Deutschland war von den Turbulenzen auf den internationalen Immobilienmärkten in der vergangenen Krise bekanntlich kaum betroffen. Ein wichtiger Grund hierfür ist, dass bei der Bewertung für Finanzierungszwecke auf das langfristige und nachhaltige Konzept der Beleihungswertermittlung zurückgegriffen wird. Vermutlich deshalb hat der Ansatz längst auch das Interesse europäischer Marktteilnehmer und Regulatoren geweckt. Die Autoren halten einen einheitlichen europäischen Standard für die kreditwirtschaftliche Wertermittlung grundsätzlich für begrüßenswert. Wichtig sei jedoch eine prinzipienorientierte Ausgestaltung, die Gestaltungsspielräume auf nationaler Ebene biete. Wie dieses Unterfangen konkret gelingen soll, erläutern sie im folgenden Beitrag. Red.

"Deutscher Beleihungswert vor dem Aus" - so war es im Frühjahr 2015 in der deutschen Immobilienpresse zu lesen. Zu diesem Zeitpunkt war der Beleihungswert - eine bis dahin fast ausschließlich in Deutschland angewandte Bewertungsmethodik - im Fokus der europäischen Bankenregulierung angekommen. Ihren Startpunkt fand die europäische Auseinandersetzung mit dem Beleihungswert aufgrund des Mandates in Artikel 124 Absatz 4 Capital Requirements Regulation (CRR), wonach die Europäische Bankenaufsicht (EBA) einen technischen Regulierungsstandard (Regulatory Technical Standard, RTS) zu den strengen Kriterien für die Bemessung des Beleihungswertes zu erarbeiten hat.

Die Arbeiten an diesem Standard liegen mittlerweile seit zwei Jahren auf Eis. Dennoch haben sie bewirkt, dass sich immer mehr europäische Akteure mit dem Beleihungswert auseinandersetzen. Der Beleihungswert im Allgemeinen sowie seine deutsche Ausprägung im Speziellen stehen somit keineswegs vor dem Aus. Das Gegenteil ist der Fall, er ist lebendiger denn je. Noch nie wurde so intensiv über einen europäischen Beleihungswert und dessen dämpfende Wirkung auf die Preisentwicklung der Wohn- und Gewerbeimmobilienmärkte im In- und Ausland diskutiert.
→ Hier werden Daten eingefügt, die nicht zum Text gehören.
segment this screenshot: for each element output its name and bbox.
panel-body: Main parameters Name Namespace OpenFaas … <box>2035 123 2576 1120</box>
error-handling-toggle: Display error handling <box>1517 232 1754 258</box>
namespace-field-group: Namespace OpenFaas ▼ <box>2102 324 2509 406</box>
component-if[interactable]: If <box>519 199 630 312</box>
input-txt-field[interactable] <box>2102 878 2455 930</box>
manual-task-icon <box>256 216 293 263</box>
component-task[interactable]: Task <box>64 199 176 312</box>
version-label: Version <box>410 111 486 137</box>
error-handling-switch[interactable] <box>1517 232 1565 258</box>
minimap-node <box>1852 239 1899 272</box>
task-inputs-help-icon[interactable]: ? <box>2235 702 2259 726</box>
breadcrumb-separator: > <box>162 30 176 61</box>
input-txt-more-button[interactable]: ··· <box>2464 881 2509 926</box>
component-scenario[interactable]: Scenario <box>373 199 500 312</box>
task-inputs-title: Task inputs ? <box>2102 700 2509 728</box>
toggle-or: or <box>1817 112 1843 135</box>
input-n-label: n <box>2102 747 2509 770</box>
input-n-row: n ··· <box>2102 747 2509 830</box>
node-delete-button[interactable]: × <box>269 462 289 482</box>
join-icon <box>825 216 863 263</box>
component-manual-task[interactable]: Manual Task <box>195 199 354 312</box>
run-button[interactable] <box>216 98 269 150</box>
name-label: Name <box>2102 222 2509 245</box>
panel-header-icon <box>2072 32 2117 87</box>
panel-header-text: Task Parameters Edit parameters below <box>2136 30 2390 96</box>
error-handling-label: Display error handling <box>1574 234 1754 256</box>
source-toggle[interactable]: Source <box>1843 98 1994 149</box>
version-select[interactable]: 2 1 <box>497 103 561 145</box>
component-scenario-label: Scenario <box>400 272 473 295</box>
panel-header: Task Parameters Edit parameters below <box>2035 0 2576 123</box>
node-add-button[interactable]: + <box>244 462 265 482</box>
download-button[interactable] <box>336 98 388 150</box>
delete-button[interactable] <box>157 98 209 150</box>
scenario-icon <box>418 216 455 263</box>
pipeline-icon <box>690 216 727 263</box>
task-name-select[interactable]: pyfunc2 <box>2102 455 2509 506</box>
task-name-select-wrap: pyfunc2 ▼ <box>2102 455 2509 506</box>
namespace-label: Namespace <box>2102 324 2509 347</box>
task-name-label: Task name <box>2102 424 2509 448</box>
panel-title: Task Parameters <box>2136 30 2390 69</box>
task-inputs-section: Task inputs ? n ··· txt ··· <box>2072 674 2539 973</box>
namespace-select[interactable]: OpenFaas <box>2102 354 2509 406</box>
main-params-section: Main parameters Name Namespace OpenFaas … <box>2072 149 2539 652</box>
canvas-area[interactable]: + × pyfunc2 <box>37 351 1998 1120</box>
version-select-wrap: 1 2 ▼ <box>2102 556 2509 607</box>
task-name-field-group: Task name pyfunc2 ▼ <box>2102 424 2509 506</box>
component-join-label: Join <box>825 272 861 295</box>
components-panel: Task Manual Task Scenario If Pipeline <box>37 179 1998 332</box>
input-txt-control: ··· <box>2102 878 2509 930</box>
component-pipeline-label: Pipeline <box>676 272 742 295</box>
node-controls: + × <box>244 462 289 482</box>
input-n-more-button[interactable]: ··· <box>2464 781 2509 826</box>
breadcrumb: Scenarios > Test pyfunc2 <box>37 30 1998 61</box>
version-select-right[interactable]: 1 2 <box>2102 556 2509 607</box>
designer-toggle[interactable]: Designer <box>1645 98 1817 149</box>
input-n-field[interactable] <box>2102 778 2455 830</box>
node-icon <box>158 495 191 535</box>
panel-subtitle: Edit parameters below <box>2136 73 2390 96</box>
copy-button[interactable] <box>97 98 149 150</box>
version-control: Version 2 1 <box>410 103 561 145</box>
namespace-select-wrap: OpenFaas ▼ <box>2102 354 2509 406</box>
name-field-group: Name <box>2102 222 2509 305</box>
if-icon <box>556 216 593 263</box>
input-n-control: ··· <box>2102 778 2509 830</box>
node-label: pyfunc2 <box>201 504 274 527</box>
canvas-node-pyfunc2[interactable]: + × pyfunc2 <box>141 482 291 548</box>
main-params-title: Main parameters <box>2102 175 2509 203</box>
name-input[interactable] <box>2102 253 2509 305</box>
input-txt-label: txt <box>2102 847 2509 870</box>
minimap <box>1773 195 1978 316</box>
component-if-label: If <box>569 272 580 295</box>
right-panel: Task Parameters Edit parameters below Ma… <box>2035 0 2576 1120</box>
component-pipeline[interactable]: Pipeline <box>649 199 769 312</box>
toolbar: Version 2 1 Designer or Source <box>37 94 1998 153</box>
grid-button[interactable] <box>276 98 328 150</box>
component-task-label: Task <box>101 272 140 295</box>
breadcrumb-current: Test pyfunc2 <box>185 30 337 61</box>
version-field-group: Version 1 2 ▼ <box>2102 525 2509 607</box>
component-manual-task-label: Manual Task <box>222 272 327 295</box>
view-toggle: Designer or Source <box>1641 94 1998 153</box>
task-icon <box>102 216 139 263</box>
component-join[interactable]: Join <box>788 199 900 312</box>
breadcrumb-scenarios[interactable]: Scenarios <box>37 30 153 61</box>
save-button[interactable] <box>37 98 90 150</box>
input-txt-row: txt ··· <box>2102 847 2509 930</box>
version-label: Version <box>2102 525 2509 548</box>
Ein unrealistisches Unterfangen

Zu Beginn des Jahres 2015 wurde in den Gremien der EBA der oben bereits erwähnte technische Regulierungsstandard (RTS) zur Beleihungswertermittlung entworfen. Dieser Entwurf war von sehr detaillierten Anforderungen geprägt, die keine nationale Auslegung zuließen. Im Sinne einer Maximalharmonisierung auf höchstem Detaillierungsgrad sollte eine homogene Wertermittlungsmethodik für ganz Europa eingeführt werden. Mit Blick auf die deutlich unterschiedlichen Funktionsweisen der europäischen Immobilienmärkte sowie unterschiedliche Wertermittlungsmethoden und Datenverfügbarkeiten war dies ein unrealistisches Unterfangen.

Durch den massiven Druck aus Deutschland und einigen weiteren Ländern wurde die Arbeit an diesem Entwurf zunächst gestoppt. Aktuell ist zu erwarten, dass eine methodische Diskussion des Beleihungswertes im Kontext der europäischen Bankenregulierung auch im Rahmen der Überlegungen zur Harmonisierung der Covered-Bond-Systeme in Europa geführt werden wird.

Pfandbriefbanken als Vorbild

Seit der Krise an den Immobilien- und Finanzmärkten um das Jahr 2008 wurden selbst in Ländern wie Großbritannien und Irland, die in der kreditwirtschaftlichen Wertermittlung bislang ausschließlich marktwertbasiert gearbeitet haben, Initiativen zur nachhaltigen Wertermittlung für Finanzierungszwecke gestartet. Es bestehen zunehmend Zweifel, ob ausschließlich auf stichtagsbezogene Marktwerte abstellende Bewertungsmethoden in der zumeist längerfristig ausgerichteten Immobilienfinanzierung sinnvoll sind. Daher wird diskutiert, ob ein Wertansatz, der unter Ausschaltung spekulativer Elemente auf die langfristigen und nachhaltigen Merkmale des Objektes und des Marktes abstellt, für diese Zwecke besser geeignet ist.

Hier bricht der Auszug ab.